More about this energy-water nexus

You could describe my job as an environmental engineer as getting clean water to people and dirty water away from people. As mentioned in Chapter 2 of “The Carbon Efficient City,” this takes some energy, and so it can be expensive. We try to take advantage of the fact that water goes downhill – especially on the Columbia and Snake rivers, from which the Pacific Northwesterners get the majority of our energy (followed by coal and natural gas).

Wikipedia defines the water-energy nexus as “the relationship between how much water is evaporated to generate and transmit energy, and how much energy it takes to collect, clean, move, store, and dispose of water.” Some quick Google searching turns up some cool emerging technologies to extract energy from water, such as ocean thermal energy conversion.

“The Carbon Efficient City,” the Water Efficiency online journal and others that are for aligning water resource management with climate change action cite strategies such as: public and private investments in water conservation and recycling; increasing the value of a gallon of water in the market; and providing consumer choices that reduce our individual water footprints.

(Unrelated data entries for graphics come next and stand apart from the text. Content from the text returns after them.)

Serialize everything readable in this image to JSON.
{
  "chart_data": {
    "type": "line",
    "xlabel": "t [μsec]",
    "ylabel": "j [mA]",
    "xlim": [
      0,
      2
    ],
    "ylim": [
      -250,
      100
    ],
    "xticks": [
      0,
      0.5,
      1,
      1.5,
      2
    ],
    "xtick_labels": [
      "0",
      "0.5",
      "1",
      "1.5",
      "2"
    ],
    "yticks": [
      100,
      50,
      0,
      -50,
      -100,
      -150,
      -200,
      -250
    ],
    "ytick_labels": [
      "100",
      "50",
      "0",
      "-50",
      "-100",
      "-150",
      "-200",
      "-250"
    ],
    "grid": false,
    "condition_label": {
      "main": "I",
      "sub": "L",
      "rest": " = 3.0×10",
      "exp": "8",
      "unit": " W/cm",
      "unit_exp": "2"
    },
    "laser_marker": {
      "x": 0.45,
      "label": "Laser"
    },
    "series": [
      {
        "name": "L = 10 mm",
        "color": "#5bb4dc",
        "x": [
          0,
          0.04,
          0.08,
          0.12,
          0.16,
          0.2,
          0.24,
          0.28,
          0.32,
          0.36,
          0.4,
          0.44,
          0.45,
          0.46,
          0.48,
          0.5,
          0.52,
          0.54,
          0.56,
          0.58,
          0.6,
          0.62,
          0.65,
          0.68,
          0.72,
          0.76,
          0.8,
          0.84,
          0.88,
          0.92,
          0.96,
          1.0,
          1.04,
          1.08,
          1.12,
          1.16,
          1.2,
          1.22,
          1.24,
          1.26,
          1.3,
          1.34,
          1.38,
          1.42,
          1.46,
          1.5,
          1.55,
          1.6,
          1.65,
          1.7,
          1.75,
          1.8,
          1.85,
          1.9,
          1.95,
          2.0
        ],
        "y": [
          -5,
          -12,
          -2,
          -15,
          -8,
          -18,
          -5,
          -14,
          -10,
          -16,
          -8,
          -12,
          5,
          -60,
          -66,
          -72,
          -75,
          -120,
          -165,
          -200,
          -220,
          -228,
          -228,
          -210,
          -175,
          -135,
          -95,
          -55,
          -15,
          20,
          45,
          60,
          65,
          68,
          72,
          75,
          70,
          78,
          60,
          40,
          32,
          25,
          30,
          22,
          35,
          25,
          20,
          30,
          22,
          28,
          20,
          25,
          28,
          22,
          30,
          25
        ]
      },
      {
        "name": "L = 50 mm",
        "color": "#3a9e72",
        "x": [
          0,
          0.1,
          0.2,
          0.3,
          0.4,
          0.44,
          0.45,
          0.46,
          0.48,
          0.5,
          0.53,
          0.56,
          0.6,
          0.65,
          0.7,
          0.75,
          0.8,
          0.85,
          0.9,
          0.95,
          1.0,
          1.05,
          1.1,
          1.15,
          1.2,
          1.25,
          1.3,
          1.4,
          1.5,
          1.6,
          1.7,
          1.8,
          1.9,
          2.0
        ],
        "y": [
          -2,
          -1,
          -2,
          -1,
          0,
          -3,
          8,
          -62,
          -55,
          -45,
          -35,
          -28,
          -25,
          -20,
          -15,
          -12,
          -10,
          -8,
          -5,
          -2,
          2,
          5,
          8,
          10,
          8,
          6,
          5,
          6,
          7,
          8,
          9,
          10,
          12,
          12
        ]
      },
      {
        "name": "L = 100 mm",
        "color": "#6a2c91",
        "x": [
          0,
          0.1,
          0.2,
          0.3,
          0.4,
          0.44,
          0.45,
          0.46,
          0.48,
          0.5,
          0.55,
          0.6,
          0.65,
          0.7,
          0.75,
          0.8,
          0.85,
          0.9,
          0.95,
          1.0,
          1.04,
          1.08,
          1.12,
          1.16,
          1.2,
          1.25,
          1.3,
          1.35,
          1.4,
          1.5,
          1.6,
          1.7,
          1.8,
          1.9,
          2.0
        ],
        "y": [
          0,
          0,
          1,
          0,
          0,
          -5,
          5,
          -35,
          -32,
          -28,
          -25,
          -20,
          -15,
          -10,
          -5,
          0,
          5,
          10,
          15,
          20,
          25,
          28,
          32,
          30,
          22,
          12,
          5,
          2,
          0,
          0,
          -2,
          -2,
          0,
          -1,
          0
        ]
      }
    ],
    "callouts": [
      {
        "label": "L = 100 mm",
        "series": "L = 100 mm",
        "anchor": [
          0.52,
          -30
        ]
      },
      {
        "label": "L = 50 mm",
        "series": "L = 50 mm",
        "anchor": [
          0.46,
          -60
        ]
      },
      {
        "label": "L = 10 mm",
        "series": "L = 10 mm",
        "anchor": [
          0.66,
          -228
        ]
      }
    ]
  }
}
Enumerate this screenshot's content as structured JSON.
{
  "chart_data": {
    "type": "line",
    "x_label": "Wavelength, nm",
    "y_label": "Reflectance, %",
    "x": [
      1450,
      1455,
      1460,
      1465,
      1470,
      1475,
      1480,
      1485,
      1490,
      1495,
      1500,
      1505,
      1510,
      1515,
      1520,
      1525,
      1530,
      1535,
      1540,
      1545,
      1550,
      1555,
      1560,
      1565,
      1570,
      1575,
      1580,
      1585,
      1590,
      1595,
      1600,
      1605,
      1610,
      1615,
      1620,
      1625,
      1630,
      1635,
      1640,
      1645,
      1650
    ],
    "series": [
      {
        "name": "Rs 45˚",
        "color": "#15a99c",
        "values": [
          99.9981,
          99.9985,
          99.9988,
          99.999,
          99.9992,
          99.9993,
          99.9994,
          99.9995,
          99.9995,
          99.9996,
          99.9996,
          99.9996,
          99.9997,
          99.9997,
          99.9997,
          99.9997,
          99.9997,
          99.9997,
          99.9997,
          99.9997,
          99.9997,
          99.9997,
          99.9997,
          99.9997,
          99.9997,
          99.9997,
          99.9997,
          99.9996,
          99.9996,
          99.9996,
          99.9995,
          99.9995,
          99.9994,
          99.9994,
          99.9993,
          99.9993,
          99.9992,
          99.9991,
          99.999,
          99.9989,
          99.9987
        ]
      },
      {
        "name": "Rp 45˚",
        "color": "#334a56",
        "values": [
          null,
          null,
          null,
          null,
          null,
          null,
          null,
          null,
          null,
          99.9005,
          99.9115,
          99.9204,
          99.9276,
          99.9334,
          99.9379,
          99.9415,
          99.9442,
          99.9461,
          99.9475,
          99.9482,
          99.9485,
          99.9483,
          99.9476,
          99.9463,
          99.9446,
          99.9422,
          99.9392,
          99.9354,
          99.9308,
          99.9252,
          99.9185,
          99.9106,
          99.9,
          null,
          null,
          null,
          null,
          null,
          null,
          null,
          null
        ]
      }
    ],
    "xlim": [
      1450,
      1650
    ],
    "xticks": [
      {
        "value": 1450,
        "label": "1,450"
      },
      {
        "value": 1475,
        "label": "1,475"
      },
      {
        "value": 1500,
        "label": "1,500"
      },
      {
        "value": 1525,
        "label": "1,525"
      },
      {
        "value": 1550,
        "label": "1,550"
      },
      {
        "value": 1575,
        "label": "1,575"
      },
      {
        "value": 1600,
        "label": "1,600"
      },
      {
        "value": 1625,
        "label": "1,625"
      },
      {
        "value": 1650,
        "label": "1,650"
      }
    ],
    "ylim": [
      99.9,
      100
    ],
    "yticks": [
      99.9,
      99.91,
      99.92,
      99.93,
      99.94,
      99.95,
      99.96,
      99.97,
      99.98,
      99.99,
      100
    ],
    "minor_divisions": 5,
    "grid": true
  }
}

It seems like most of what we hear about increasing water efficiency relates to domestic supply and use. But what about agriculture? Agriculture makes up a much larger portion of our total freshwater use – 70 percent is often the number cited. Running irrigation equipment, creating and transporting fertilizers and pesticides all require water, as well as energy. High-pressure jet sprinklers can be replaced with low-pressure and microirrigation systems, which reduce the amount of water lost to evaporation and use less energy. Sometimes wastewater can be recycled (reclaimed) and used for irrigation –which increases water efficiency, but costs more energy for treatment and distribution.

Agriculture’s efficient water and energy use directly impacts food security, especially with the uncertainty of climate change and the price of fuel. So it seems reasonable to prioritize water use efficiency in agriculture, as well as in domestic water, particularly in developing nations. The Huffington Post Water Blog recently explored this global issue, and calls on the U.S. to take a leading role in the solutions, which could include growing specific crops to make the best use of water and energy resources to meet global and local food needs.